Characterization of the monovalent cation activator binding site of S-adenosylmethionine synthetase by 205Tl NMR of enzyme-bound Tl+.

The structure of the binding site for the monovalent cation activator of S-adenosylmethionine (AdoMet) synthetase from Escherichia coli has been characterized by 205Tl NMR of enzyme-bound Tl+. The chemical shift of the enzyme-Tl+ complex is 176 ppm downfield from aquo Tl+, a shift which is typical only of Tl+ complexes with solely oxygen ligands. The 205Tl resonance shifts upfield to 85 ppm in the enzyme-Mg(II)-Tl+ complex, to 38 ppm in the enzyme-Tl+-AdoMet complex and to 34 ppm in the enzyme-Tl+-AdoMet-Mg(II) complex.
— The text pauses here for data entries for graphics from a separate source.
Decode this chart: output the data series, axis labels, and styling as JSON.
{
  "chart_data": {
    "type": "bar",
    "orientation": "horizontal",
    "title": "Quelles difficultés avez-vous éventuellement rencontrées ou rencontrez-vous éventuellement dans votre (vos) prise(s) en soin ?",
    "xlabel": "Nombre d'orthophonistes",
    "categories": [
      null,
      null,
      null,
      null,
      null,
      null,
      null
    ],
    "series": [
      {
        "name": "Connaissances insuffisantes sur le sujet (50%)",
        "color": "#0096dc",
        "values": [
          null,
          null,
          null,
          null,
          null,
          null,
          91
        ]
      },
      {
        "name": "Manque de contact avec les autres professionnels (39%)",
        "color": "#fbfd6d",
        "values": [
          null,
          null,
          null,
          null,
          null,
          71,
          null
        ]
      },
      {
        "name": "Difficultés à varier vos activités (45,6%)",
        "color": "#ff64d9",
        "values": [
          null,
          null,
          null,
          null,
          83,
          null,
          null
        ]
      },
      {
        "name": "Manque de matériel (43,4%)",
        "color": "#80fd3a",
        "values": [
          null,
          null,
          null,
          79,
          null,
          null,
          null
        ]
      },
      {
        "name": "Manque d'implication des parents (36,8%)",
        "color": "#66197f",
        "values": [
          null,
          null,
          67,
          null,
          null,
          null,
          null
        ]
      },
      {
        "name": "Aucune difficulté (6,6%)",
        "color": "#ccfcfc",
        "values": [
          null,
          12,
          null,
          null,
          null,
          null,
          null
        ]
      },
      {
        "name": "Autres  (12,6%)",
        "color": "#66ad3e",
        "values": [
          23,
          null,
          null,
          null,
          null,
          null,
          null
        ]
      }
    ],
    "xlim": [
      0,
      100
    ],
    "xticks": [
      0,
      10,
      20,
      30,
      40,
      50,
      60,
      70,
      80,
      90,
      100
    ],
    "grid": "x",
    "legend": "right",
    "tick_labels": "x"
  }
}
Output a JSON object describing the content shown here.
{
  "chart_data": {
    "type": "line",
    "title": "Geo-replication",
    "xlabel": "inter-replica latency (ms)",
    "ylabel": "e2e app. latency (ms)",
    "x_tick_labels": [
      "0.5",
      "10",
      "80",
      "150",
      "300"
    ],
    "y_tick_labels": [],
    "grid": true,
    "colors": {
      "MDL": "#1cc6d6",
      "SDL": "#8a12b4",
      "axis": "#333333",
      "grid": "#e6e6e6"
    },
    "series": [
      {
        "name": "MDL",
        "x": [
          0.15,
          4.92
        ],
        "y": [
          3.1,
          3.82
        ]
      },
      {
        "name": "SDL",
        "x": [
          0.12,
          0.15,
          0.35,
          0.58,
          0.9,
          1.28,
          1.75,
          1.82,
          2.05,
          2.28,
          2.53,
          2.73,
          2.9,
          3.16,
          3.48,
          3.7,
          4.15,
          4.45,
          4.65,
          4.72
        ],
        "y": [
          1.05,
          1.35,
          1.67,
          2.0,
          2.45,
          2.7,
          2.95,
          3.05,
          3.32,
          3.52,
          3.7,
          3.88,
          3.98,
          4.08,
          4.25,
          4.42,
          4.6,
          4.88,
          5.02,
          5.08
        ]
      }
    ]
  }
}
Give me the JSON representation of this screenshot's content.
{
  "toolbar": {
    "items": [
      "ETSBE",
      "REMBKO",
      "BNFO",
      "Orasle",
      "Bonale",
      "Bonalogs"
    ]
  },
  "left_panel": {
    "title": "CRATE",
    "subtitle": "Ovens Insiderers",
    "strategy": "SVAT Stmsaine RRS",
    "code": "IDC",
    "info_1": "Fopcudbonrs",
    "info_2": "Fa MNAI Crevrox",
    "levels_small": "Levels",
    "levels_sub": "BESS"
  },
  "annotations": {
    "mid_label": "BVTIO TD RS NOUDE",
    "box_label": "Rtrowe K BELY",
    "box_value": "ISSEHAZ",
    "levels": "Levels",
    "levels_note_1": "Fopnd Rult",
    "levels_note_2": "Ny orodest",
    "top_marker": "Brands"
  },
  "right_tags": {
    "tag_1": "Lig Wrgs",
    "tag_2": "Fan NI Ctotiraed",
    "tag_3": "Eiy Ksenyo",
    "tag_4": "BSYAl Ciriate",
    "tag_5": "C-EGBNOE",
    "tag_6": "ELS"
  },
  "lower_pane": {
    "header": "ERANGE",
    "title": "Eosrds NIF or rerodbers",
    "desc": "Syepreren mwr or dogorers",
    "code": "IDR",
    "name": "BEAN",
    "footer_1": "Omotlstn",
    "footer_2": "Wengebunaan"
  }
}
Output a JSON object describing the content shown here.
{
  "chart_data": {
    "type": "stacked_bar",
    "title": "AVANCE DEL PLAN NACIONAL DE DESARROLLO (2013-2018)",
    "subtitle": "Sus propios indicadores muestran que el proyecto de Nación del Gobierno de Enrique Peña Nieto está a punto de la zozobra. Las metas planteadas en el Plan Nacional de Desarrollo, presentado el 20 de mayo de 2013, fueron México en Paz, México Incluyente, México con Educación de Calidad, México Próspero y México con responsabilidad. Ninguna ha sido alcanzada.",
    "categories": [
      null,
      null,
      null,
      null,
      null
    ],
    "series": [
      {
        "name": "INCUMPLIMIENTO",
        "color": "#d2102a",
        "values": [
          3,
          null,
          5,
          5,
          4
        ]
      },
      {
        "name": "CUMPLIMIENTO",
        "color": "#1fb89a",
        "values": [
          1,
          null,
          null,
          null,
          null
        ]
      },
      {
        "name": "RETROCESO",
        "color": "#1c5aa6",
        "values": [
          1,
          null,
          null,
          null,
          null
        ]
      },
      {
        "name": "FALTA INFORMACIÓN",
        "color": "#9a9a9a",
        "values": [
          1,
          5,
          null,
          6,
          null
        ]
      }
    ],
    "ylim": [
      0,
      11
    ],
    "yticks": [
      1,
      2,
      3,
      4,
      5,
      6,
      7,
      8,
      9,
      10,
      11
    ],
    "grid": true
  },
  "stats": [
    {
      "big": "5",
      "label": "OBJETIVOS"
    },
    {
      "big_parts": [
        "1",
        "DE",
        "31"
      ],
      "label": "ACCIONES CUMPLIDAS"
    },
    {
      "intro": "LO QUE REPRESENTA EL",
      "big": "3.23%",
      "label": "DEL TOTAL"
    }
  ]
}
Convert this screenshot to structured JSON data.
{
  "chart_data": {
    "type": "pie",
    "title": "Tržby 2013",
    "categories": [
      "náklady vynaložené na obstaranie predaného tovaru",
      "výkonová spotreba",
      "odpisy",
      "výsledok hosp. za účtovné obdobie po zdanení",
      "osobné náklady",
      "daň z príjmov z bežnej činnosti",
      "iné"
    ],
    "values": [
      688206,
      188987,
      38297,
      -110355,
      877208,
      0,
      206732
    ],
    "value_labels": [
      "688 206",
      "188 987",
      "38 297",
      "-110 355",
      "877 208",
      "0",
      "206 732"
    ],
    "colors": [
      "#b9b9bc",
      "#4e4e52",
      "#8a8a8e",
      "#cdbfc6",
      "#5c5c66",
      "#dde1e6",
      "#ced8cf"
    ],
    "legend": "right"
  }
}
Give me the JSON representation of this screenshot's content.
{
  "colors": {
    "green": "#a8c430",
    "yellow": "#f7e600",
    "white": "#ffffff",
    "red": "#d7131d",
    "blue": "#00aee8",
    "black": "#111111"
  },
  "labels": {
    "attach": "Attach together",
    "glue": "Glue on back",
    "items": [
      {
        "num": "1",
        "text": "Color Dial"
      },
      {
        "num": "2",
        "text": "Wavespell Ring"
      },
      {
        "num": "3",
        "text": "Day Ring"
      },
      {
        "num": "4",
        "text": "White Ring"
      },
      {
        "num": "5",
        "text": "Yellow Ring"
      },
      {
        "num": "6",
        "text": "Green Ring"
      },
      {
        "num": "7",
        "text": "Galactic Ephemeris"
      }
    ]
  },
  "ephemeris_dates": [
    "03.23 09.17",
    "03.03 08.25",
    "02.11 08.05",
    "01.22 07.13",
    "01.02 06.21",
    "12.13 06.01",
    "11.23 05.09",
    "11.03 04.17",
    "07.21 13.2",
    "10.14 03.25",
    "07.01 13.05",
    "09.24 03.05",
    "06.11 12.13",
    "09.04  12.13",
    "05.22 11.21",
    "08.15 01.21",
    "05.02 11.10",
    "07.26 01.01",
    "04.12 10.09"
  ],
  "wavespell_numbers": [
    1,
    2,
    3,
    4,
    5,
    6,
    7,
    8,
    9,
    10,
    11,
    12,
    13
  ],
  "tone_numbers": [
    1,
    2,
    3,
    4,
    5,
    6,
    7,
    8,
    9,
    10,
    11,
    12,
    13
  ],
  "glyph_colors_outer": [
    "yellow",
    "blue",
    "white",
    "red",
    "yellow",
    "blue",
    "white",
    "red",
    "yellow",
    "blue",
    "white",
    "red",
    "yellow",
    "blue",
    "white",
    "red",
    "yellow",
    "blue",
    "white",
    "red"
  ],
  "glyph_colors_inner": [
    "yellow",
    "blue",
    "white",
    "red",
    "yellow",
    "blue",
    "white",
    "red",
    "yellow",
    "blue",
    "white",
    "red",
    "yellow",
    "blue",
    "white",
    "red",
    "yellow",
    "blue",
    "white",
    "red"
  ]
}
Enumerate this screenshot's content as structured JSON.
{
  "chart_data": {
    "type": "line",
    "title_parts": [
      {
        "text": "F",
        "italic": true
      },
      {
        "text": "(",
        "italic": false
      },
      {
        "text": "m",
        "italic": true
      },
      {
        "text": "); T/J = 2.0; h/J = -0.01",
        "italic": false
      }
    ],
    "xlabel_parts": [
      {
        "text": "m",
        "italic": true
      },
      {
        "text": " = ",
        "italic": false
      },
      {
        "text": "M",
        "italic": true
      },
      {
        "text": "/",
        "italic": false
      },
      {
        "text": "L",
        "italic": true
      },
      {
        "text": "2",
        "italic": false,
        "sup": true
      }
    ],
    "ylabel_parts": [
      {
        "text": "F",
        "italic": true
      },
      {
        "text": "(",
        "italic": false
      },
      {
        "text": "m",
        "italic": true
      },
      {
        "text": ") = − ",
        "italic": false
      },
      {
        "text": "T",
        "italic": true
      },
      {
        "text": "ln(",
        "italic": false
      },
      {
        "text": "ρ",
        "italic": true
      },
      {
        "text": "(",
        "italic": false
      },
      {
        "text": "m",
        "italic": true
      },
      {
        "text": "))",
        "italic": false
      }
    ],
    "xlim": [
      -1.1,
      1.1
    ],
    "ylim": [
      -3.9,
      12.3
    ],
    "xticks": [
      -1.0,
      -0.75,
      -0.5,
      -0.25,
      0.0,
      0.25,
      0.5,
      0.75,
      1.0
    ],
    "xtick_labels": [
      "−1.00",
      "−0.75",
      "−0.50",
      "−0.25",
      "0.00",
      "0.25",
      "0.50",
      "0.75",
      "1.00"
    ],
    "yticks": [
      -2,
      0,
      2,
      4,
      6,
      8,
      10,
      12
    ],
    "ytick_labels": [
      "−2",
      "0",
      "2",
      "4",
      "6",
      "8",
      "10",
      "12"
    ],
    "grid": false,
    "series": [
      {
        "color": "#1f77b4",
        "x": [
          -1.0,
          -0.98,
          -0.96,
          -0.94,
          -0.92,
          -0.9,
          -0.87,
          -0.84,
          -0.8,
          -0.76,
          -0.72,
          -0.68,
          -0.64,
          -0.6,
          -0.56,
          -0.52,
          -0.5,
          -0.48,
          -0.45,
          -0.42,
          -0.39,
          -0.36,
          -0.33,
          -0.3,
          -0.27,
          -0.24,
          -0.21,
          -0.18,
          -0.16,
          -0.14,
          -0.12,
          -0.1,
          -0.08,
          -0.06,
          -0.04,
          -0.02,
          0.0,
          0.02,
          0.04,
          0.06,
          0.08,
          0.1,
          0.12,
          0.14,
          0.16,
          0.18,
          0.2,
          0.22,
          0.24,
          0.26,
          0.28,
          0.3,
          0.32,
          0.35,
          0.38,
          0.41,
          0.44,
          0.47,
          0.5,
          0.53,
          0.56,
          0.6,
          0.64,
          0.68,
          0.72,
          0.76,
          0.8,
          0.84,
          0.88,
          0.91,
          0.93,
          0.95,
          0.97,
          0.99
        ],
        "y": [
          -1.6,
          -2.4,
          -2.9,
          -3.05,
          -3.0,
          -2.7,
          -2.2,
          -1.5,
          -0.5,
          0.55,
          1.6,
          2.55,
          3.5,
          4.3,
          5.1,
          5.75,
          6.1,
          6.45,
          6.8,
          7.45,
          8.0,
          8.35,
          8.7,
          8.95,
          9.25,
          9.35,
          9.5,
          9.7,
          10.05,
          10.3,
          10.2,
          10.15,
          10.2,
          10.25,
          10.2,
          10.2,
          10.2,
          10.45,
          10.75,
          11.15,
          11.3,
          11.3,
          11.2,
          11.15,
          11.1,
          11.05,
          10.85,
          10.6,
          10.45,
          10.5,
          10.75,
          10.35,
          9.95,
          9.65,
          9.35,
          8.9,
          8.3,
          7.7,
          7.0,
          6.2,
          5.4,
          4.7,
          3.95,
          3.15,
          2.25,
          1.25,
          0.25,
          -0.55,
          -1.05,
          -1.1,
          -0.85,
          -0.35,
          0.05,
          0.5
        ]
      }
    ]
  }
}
The 205Tl chemical shift of enzyme-bound Tl+ was not altered by binding of either methionine, or the Mg(II)-ATP analog Mg(II)-adenyl-5'-yl imidodiphosphate, or Mg(II)-pyrophosphate to the enzyme-Tl+-Mg(II) complex. The NMR data suggest that the substrates or products of the enzyme do not coordinate to the monovalent cation activator and imply that monovalent cation activation results from alterations in protein conformation.